Telefon alarmowy: 119, 117 – policja, 118 – straż pożarna.

Gniazdka elektryczne: Typ gniazdek jest różny w kraju, najczęściej są to dwa standardy, nasz i brytyjski. Jednak większość gniazdek jest dwusystemowa, więc przejściówki nie są potrzebne.

Kuchnia khmerska

Jedzenie wegetariańskie i lokalne specjały: Z wegetariańskiego punktu widzenia dużo lepsza niż tajska, bo z jednej strony jest wiele podobieństw, ale nie ma tylu sosów z ostryg czy ryb, więc już na wstępie jest z czego wybierać. Jednak mimo to, większość kuchni khmerskiej jest oparta na rybach i owocach morza. Dużo rzeczy też jest grillowanych.

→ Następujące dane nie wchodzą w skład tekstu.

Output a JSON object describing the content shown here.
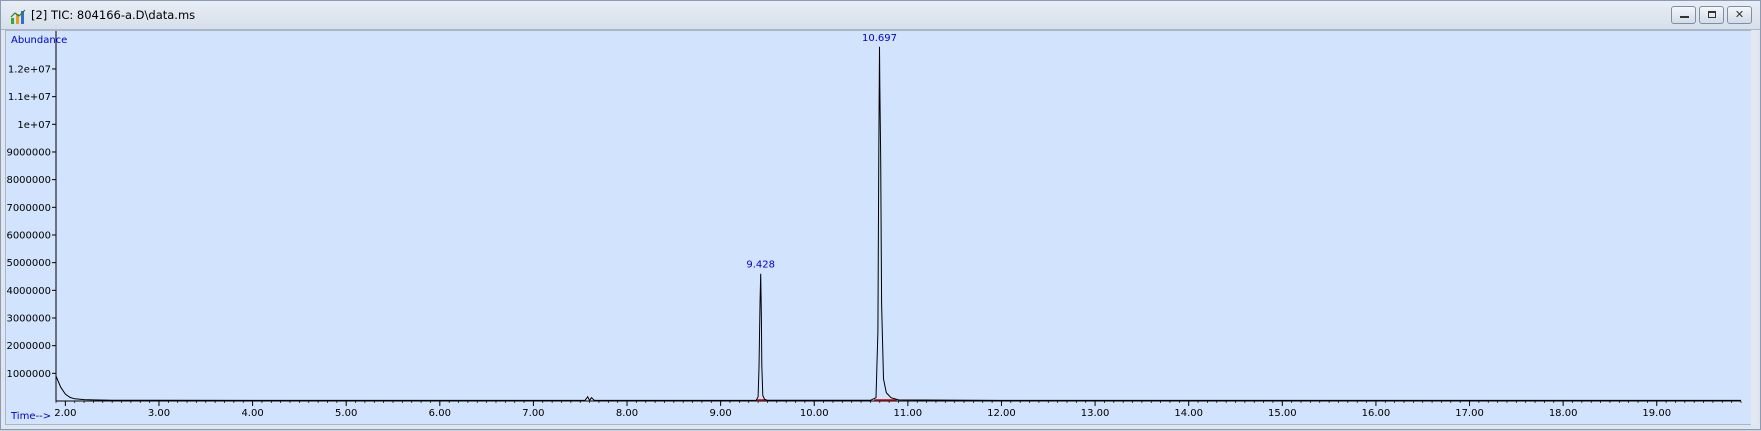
{
  "window": {
    "title": "[2] TIC: 804166-a.D\\data.ms",
    "icon": "chromatogram-app-icon",
    "buttons": {
      "minimize": "minimize-icon",
      "restore": "restore-icon",
      "close": "close-icon"
    }
  },
  "colors": {
    "plot_bg": "#d2e3fd",
    "trace": "#000000",
    "peak_label": "#0000cc",
    "baseline_marker": "#cc0000"
  },
  "chart_data": {
    "type": "line",
    "title": "",
    "ylabel": "Abundance",
    "xlabel": "Time-->",
    "xlim": [
      1.9,
      19.9
    ],
    "ylim": [
      0,
      13300000
    ],
    "x_ticks": [
      2.0,
      3.0,
      4.0,
      5.0,
      6.0,
      7.0,
      8.0,
      9.0,
      10.0,
      11.0,
      12.0,
      13.0,
      14.0,
      15.0,
      16.0,
      17.0,
      18.0,
      19.0
    ],
    "x_tick_labels": [
      "2.00",
      "3.00",
      "4.00",
      "5.00",
      "6.00",
      "7.00",
      "8.00",
      "9.00",
      "10.00",
      "11.00",
      "12.00",
      "13.00",
      "14.00",
      "15.00",
      "16.00",
      "17.00",
      "18.00",
      "19.00"
    ],
    "y_ticks": [
      1000000,
      2000000,
      3000000,
      4000000,
      5000000,
      6000000,
      7000000,
      8000000,
      9000000,
      10000000,
      11000000,
      12000000
    ],
    "y_tick_labels": [
      "1000000",
      "2000000",
      "3000000",
      "4000000",
      "5000000",
      "6000000",
      "7000000",
      "8000000",
      "9000000",
      "1e+07",
      "1.1e+07",
      "1.2e+07"
    ],
    "grid": false,
    "series": [
      {
        "x": [
          1.9,
          1.95,
          2.0,
          2.05,
          2.1,
          2.2,
          2.3,
          2.5,
          3.0,
          5.0,
          7.55,
          7.58,
          7.6,
          7.62,
          7.65,
          9.38,
          9.4,
          9.41,
          9.42,
          9.428,
          9.435,
          9.44,
          9.45,
          9.47,
          9.5,
          10.6,
          10.66,
          10.68,
          10.69,
          10.697,
          10.7,
          10.71,
          10.72,
          10.74,
          10.77,
          10.82,
          10.9,
          12.0,
          19.9
        ],
        "y": [
          900000,
          500000,
          250000,
          130000,
          80000,
          50000,
          40000,
          30000,
          25000,
          20000,
          20000,
          150000,
          20000,
          120000,
          20000,
          20000,
          150000,
          1200000,
          3500000,
          4600000,
          3000000,
          1300000,
          200000,
          60000,
          25000,
          25000,
          120000,
          2500000,
          9000000,
          12800000,
          11500000,
          8700000,
          3500000,
          800000,
          300000,
          120000,
          40000,
          20000,
          20000
        ]
      }
    ],
    "peak_labels": [
      {
        "x": 9.428,
        "y": 4600000,
        "text": "9.428"
      },
      {
        "x": 10.697,
        "y": 12800000,
        "text": "10.697"
      }
    ],
    "baseline_markers": [
      {
        "x1": 9.39,
        "x2": 9.49
      },
      {
        "x1": 10.64,
        "x2": 10.88
      }
    ]
  }
}
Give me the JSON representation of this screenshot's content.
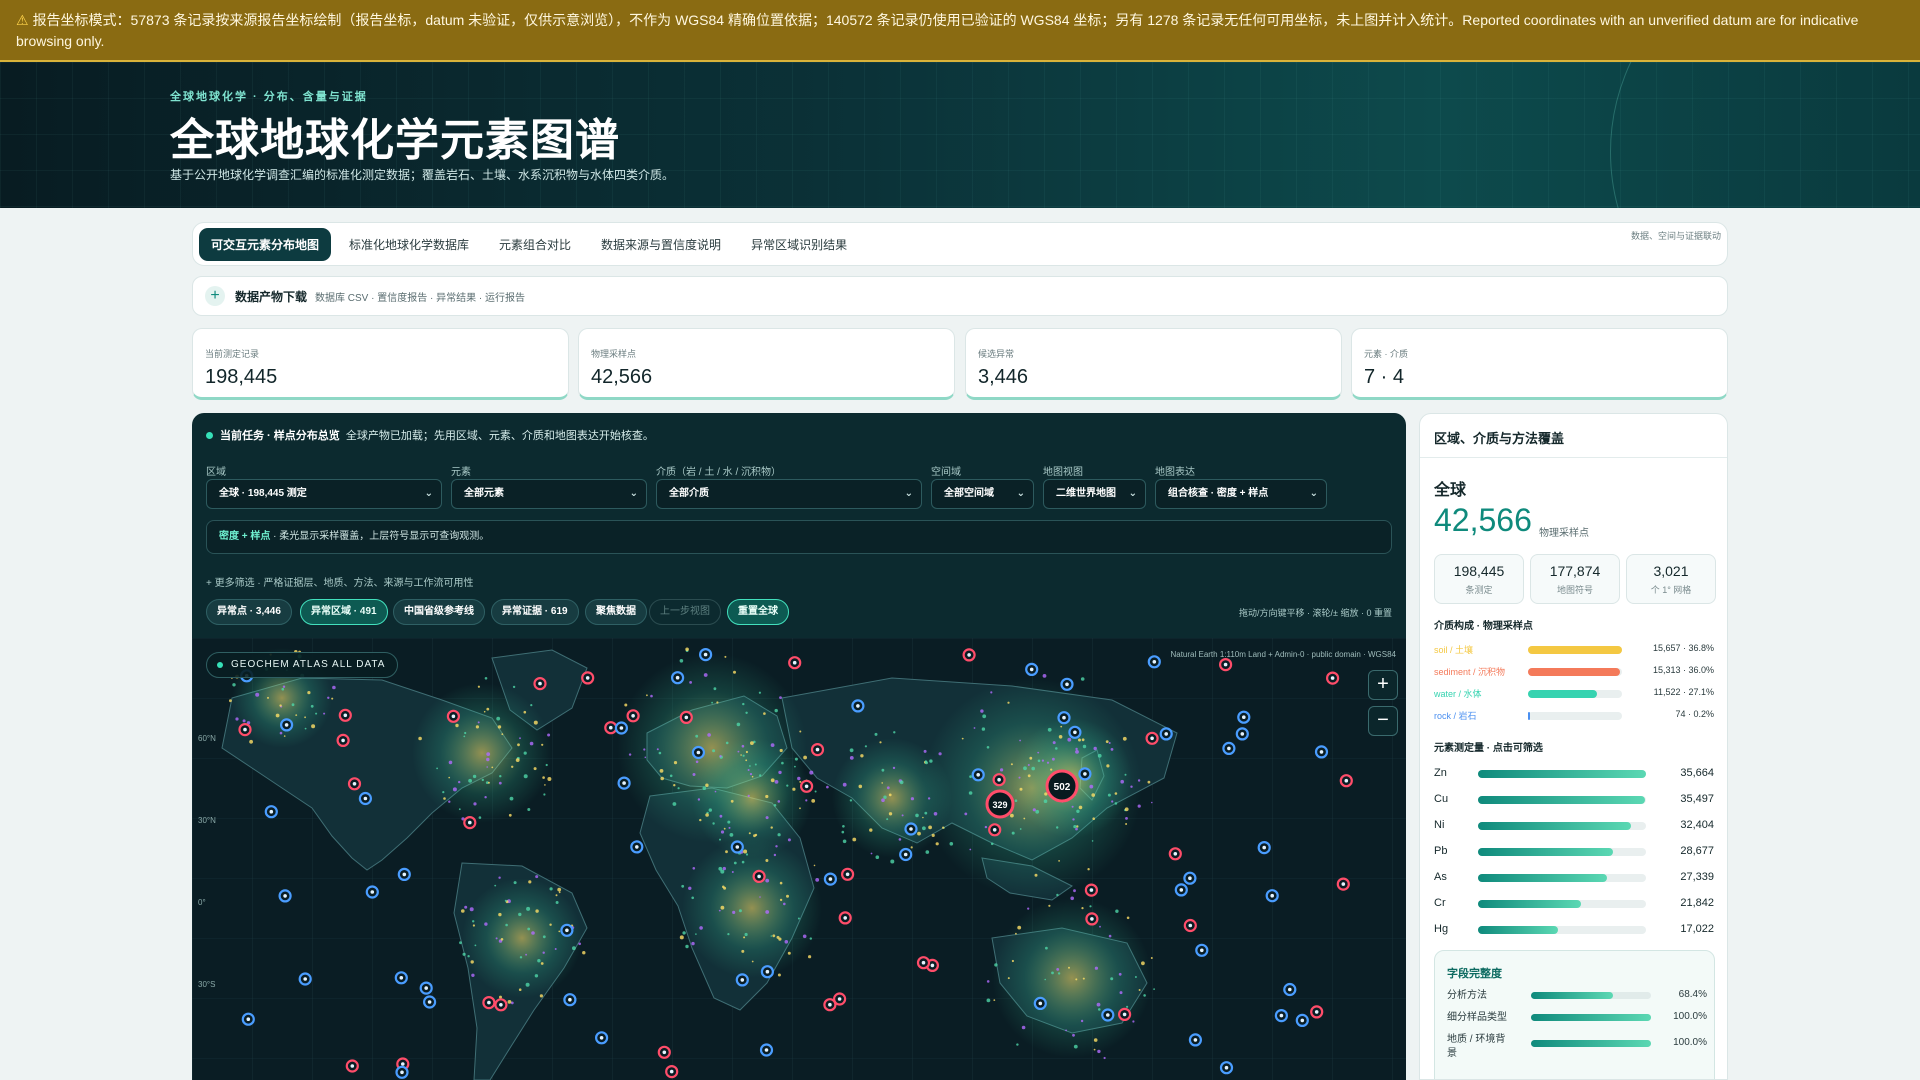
{
  "banner": {
    "text": "报告坐标模式：57873 条记录按来源报告坐标绘制（报告坐标，datum 未验证，仅供示意浏览），不作为 WGS84 精确位置依据；140572 条记录仍使用已验证的 WGS84 坐标；另有 1278 条记录无任何可用坐标，未上图并计入统计。Reported coordinates with an unverified datum are for indicative browsing only.",
    "icon": "warning-icon"
  },
  "hero": {
    "eyebrow": "全球地球化学 · 分布、含量与证据",
    "title": "全球地球化学元素图谱",
    "subtitle": "基于公开地球化学调查汇编的标准化测定数据；覆盖岩石、土壤、水系沉积物与水体四类介质。"
  },
  "tabs": {
    "items": [
      "可交互元素分布地图",
      "标准化地球化学数据库",
      "元素组合对比",
      "数据来源与置信度说明",
      "异常区域识别结果"
    ],
    "hint": "数据、空间与证据联动"
  },
  "downloads": {
    "title": "数据产物下载",
    "items": "数据库 CSV · 置信度报告 · 异常结果 · 运行报告"
  },
  "stats": [
    {
      "label": "当前测定记录",
      "value": "198,445"
    },
    {
      "label": "物理采样点",
      "value": "42,566"
    },
    {
      "label": "候选异常",
      "value": "3,446"
    },
    {
      "label": "元素 · 介质",
      "value": "7 · 4"
    }
  ],
  "task": {
    "title": "当前任务 · 样点分布总览",
    "text": "全球产物已加载；先用区域、元素、介质和地图表达开始核查。"
  },
  "filters": {
    "region": {
      "label": "区域",
      "value": "全球 · 198,445 测定"
    },
    "element": {
      "label": "元素",
      "value": "全部元素"
    },
    "medium": {
      "label": "介质（岩 / 土 / 水 / 沉积物）",
      "value": "全部介质"
    },
    "spatial": {
      "label": "空间域",
      "value": "全部空间域"
    },
    "view": {
      "label": "地图视图",
      "value": "二维世界地图"
    },
    "display": {
      "label": "地图表达",
      "value": "组合核查 · 密度 + 样点"
    }
  },
  "note": {
    "strong": "密度 + 样点",
    "text": " · 柔光显示采样覆盖，上层符号显示可查询观测。"
  },
  "more_filters": "+ 更多筛选 · 严格证据层、地质、方法、来源与工作流可用性",
  "chips": [
    "异常点 · 3,446",
    "异常区域 · 491",
    "中国省级参考线",
    "异常证据 · 619",
    "聚焦数据",
    "上一步视图",
    "重置全球"
  ],
  "map_hint": "拖动/方向键平移 · 滚轮/± 缩放 · 0 重置",
  "map": {
    "badge": "GEOCHEM ATLAS  ALL DATA",
    "attribution": "Natural Earth 1:110m Land + Admin-0 · public domain · WGS84",
    "zoom_in": "+",
    "zoom_out": "−",
    "lat_labels": [
      "60°N",
      "30°N",
      "0°",
      "30°S"
    ],
    "cluster_labels": [
      "502",
      "329"
    ],
    "colors": {
      "ocean": "#0a1d24",
      "land": "#123038",
      "anomaly": "#ff4d6a",
      "sample": "#4a9dff",
      "density": "#ffe066"
    }
  },
  "side": {
    "title": "区域、介质与方法覆盖",
    "region": "全球",
    "points": "42,566",
    "points_unit": "物理采样点",
    "minis": [
      {
        "value": "198,445",
        "label": "条测定"
      },
      {
        "value": "177,874",
        "label": "地图符号"
      },
      {
        "value": "3,021",
        "label": "个 1° 网格"
      }
    ],
    "media_title": "介质构成 · 物理采样点",
    "media": [
      {
        "name": "soil / 土壤",
        "value": "15,657 · 36.8%",
        "pct": 36.8,
        "color": "#f4c842"
      },
      {
        "name": "sediment / 沉积物",
        "value": "15,313 · 36.0%",
        "pct": 36.0,
        "color": "#f47a5a"
      },
      {
        "name": "water / 水体",
        "value": "11,522 · 27.1%",
        "pct": 27.1,
        "color": "#36d3b0"
      },
      {
        "name": "rock / 岩石",
        "value": "74 · 0.2%",
        "pct": 0.2,
        "color": "#4a8ff0"
      }
    ],
    "elements_title": "元素测定量 · 点击可筛选",
    "elements": [
      {
        "name": "Zn",
        "value": "35,664",
        "count": 35664
      },
      {
        "name": "Cu",
        "value": "35,497",
        "count": 35497
      },
      {
        "name": "Ni",
        "value": "32,404",
        "count": 32404
      },
      {
        "name": "Pb",
        "value": "28,677",
        "count": 28677
      },
      {
        "name": "As",
        "value": "27,339",
        "count": 27339
      },
      {
        "name": "Cr",
        "value": "21,842",
        "count": 21842
      },
      {
        "name": "Hg",
        "value": "17,022",
        "count": 17022
      }
    ],
    "completeness_title": "字段完整度",
    "completeness": [
      {
        "name": "分析方法",
        "value": "68.4%",
        "pct": 68.4
      },
      {
        "name": "细分样品类型",
        "value": "100.0%",
        "pct": 100
      },
      {
        "name": "地质 / 环境背景",
        "value": "100.0%",
        "pct": 100
      }
    ]
  }
}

Typowe dania to amok (potrawa z rybą, mięsem i mleczkiem kokosowym), czy lok lak (smażona wołowina).

Alkohol: Jeśli chodzi o lokalne rzeczy to popularne są tu piwa, choćby lokalna marka Angkor. W miejscach turystycznych jednak jest spory wybór różnej maści trunków.

Dostępność barów i restauracji: W Siem Reap nie ma z tym żadnego problemu. Tam gdzie są turyści i jest zapotrzebowanie, jest sporo miejsc do wyboru. Prawdę mówiąc Siem Reap to było jedyne miejsce, gdzie mogliśmy też wybierać z bardziej lokalnej kuchni. Natomiast w innych miejscach, raczej dominuje streetfood. Do zwiedzania Angor lepiej wziąć własny prowiant, o ile nie chcemy opuszczać kompleksu na czas obiadu.

Kultura Kambodży

Religia: Dominuje buddyzm, który obecnie jest tu faktycznie praktykowany. Hinduizm ma bardziej znaczenie historyczne i nie ma dziś zbyt wielu realnych wyznawców. Więcej prawdę mówiąc jest taoistów (wpływy chińskie), a także wyznawców religii plemiennych. Chrześcijaństwo jest marginalne.

Ludzie: Porównując nasz krótki pobyt w Kambodży z Tajlandią, możemy stwierdzić tylko, że ludzie są tu także uprzejmi, ale jednocześnie sprawiają wrażenie bardziej otwartych, albo może autentycznie otwartych. Pomocnych i zaciekawionych.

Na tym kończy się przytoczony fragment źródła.